Postoperative Recovery Notes

Post-anesthesia Care Unit (PACU) Overview

  • Post-anesthesia care unit (PACU) is a specialized area for patients recovering from anesthesia.

  • Patients may move to lower intensity recovery settings if they meet PACU discharge criteria, regardless of anesthetic type: deep sedation, regional anesthesia, or general anesthesia.

Admission to the PACU

  • Upon PACU admission, a comprehensive report by the anesthesiologist is essential and should include:

    • Underlying medical conditions, chronic medications, previous surgeries.

    • Medication allergies, current fasting status, and premedications administered.

    • Details of the surgical procedure and types of anesthetics used.

    • Time and dosage details for opioids, muscle relaxants, reversal agents, and local anesthetics.

    • Estimated blood loss, urine output, and fluid replacement information.

    • Intraoperative vital signs and lab findings, noting any unexpected events.

    • List of other medications (e.g., steroids, diuretics, antibiotics).

    • Assessment of airway patency, ventilatory adequacy, consciousness level, and pain level.

    • Anticipated problems involving cardiovascular, respiratory, or renal systems.

    • Information on indwelling devices such as IV or epidural catheters.

    • If intubated, details on endotracheal tube positioning and extubation plans.

    • Orders for any necessary therapeutic interventions and diagnostic test requests.

Monitoring Procedures

  • At a minimum, the following vital signs and parameters should be documented upon PACU admission, then reassessed every 15 minutes:

    • Airway patency, ventilation adequacy, oxygen saturation.

    • Level of pain, initial temperature, and consciousness level.

    • Neuromuscular functioning, hydration status, and nausea level should be checked upon admission and pre-discharge.

  • Continuous monitoring is required:

    • Use of pulse oximetry and a single-lead electrocardiogram is standard.

    • Capnography should be utilized as appropriate, with diagnostic tests ordered when necessary.
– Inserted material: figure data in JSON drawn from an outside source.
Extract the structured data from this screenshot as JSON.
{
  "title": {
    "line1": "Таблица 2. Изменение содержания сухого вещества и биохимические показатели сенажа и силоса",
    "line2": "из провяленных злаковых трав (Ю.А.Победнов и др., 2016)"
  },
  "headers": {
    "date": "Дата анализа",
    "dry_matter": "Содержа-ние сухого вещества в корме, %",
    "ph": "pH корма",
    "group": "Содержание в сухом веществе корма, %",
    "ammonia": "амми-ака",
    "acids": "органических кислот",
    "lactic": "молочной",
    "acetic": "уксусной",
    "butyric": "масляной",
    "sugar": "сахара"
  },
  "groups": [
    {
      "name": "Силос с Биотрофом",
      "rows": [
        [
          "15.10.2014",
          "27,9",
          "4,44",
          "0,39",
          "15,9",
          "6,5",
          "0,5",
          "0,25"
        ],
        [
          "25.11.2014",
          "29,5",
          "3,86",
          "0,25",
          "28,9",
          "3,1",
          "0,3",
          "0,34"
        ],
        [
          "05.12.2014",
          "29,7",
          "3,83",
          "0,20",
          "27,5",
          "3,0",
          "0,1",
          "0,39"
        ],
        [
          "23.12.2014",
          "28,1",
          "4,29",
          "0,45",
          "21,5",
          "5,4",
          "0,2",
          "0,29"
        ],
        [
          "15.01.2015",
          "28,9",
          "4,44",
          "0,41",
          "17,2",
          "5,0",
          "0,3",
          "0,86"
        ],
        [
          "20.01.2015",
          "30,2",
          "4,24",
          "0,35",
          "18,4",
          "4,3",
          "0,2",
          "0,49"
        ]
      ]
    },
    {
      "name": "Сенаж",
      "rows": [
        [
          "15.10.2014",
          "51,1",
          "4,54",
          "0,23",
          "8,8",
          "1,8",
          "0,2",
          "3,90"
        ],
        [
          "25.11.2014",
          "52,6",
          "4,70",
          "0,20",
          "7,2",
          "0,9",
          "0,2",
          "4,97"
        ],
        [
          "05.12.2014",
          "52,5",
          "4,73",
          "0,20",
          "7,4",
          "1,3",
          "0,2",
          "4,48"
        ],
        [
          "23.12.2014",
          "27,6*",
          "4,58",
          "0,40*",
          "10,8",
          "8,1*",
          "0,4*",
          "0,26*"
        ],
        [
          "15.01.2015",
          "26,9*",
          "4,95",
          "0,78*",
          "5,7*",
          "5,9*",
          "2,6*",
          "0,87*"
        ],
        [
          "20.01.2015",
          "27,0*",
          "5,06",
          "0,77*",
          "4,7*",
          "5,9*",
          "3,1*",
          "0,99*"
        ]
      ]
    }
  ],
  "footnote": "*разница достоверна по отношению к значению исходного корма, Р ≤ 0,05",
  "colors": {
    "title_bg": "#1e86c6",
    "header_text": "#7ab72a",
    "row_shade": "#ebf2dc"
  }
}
Discharge Criteria from the PACU

  • Patients must meet established discharge criteria to ensure they can handle minor post-discharge deterioration:

    • Orientation and adequate muscle strength for minimal self-care.

    • Control of nausea, vomiting, agitation, and pain.

    • Temperature greater than 97°F, resolution of shivering.

    • Urine output greater than 30 mL/hr; ventilatory rate between 10-30 breaths/min.

    • SpO2 levels must exceed 93%, with acceptable airway patency and intact protective reflexes (e.g., swallow, gag).

    • Monitoring for surgical complications (e.g., bleeding, edema) and pre-existing condition exacerbation.

    • Results of tests must be appropriate and considered for destination unit suitability.

Postoperative Nausea and Vomiting (PONV)

  • PONV is a prevalent and significant issue within the PACU:

    • Symptoms can contribute to elevated heart rate, blood pressure, and central venous pressure, increasing morbidity risk.

    • Gagging and retching can trigger parasympathetic responses leading to bradycardia and hypotension.

  • Serious causes for PONV should be ruled out:

    • Examples include hypotension, hypoxemia, hypoglycemia, or increased intracranial pressure (ICP).

  • Treatment options:

    • Often effective to combine different agents targeting various action sites (e.g., Ondansetron (4 mg) alongside Dexamethasone (4-8 mg)).

    • Supplemental oxygen and hydration may ease PONV incidence, although immediate postoperative drinking may trigger nausea.

Ability to Void and Oliguria in the PACU

  • Oliguria is defined as urinary output of ≤0.5 mL/kg/hr and may represent normal renal adjustment to hypovolemia or abnormal renal function following severe intraoperative hypotension or cross-clamping.

  • Urinary retention is often observed after:

    • Opioid administration, neuraxial anesthesia, or specific surgical procedures on the urogenital areas.

  • A portable ultrasonic bladder scanner proves helpful in discerning between the inability to void versus oliguria, aiding in appropriate intervention.